30.11.2007, Autor: Herr Volker Schweer / Lesedauer ca. 2 Min. (3629 mal gelesen)
Muss ein Richter während einer Verhandlung ständig anwesend und vor allem wach sein, um sich ein Urteil bilden zu können und zu richten?

Kann auch ein schlafender Richter richten?

Muss ein Richter während einer Verhandlung ständig anwesend und vor allem wach sein, um sich ein Urteil bilden zu können und zu richten?
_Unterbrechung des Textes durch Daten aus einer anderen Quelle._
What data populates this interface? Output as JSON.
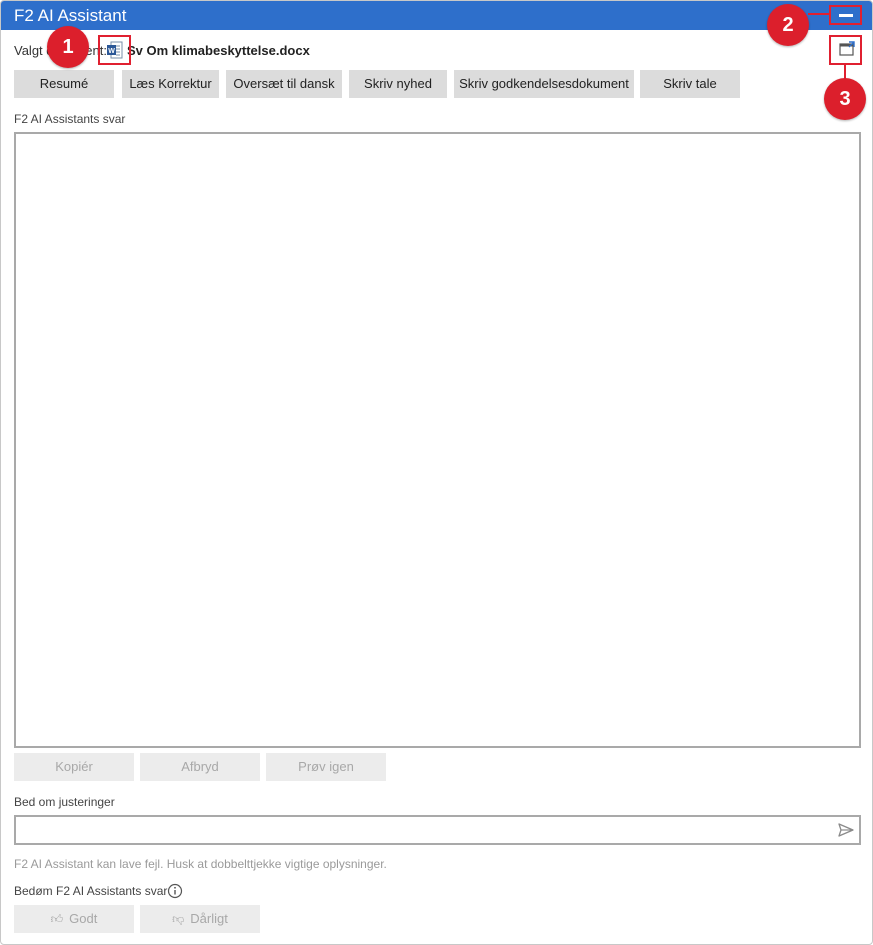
{
  "window": {
    "title": "F2 AI Assistant"
  },
  "selection": {
    "label": "Valgt dokument:",
    "document_name": "Sv Om klimabeskyttelse.docx",
    "document_icon": "word-document-icon"
  },
  "actions": [
    {
      "label": "Resumé"
    },
    {
      "label": "Læs Korrektur"
    },
    {
      "label": "Oversæt til dansk"
    },
    {
      "label": "Skriv nyhed"
    },
    {
      "label": "Skriv godkendelsesdokument"
    },
    {
      "label": "Skriv tale"
    }
  ],
  "response": {
    "label": "F2 AI Assistants svar",
    "text": ""
  },
  "response_actions": {
    "copy": "Kopiér",
    "abort": "Afbryd",
    "retry": "Prøv igen"
  },
  "adjust": {
    "label": "Bed om justeringer",
    "value": "",
    "placeholder": ""
  },
  "disclaimer": "F2 AI Assistant kan lave fejl. Husk at dobbelttjekke vigtige oplysninger.",
  "rating": {
    "label": "Bedøm F2 AI Assistants svar",
    "good": "Godt",
    "bad": "Dårligt"
  },
  "callouts": [
    "1",
    "2",
    "3"
  ],
  "colors": {
    "titlebar": "#2e6fcb",
    "callout": "#dc1f2c",
    "button": "#dcdcdc"
  }
}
Der Fall: Am 19.05.2006 fand vor dem Verwaltungsgericht Berlin eine Verhandlung statt, in der einem der ehrenamtlichen Richter einige Male die Augen zufielen. Nach wenigen Sekunden bis etwa eine Minute schreckte der Richter dann jeweils wieder hoch, folgte der Verhandlung für ein bis zwei Minuten, und nickte anschließend wieder weg.

Da das auf die Verhandlung ergangene Urteil offenbar nicht dem Geschmack der Kläger entsprach, legte deren Anwalt Rechtsmittel ein. Begründung: Das Verwaltungsgericht sei nicht ordnungsgemäß besetzt gewesen, da ein Richter geschlafen habe.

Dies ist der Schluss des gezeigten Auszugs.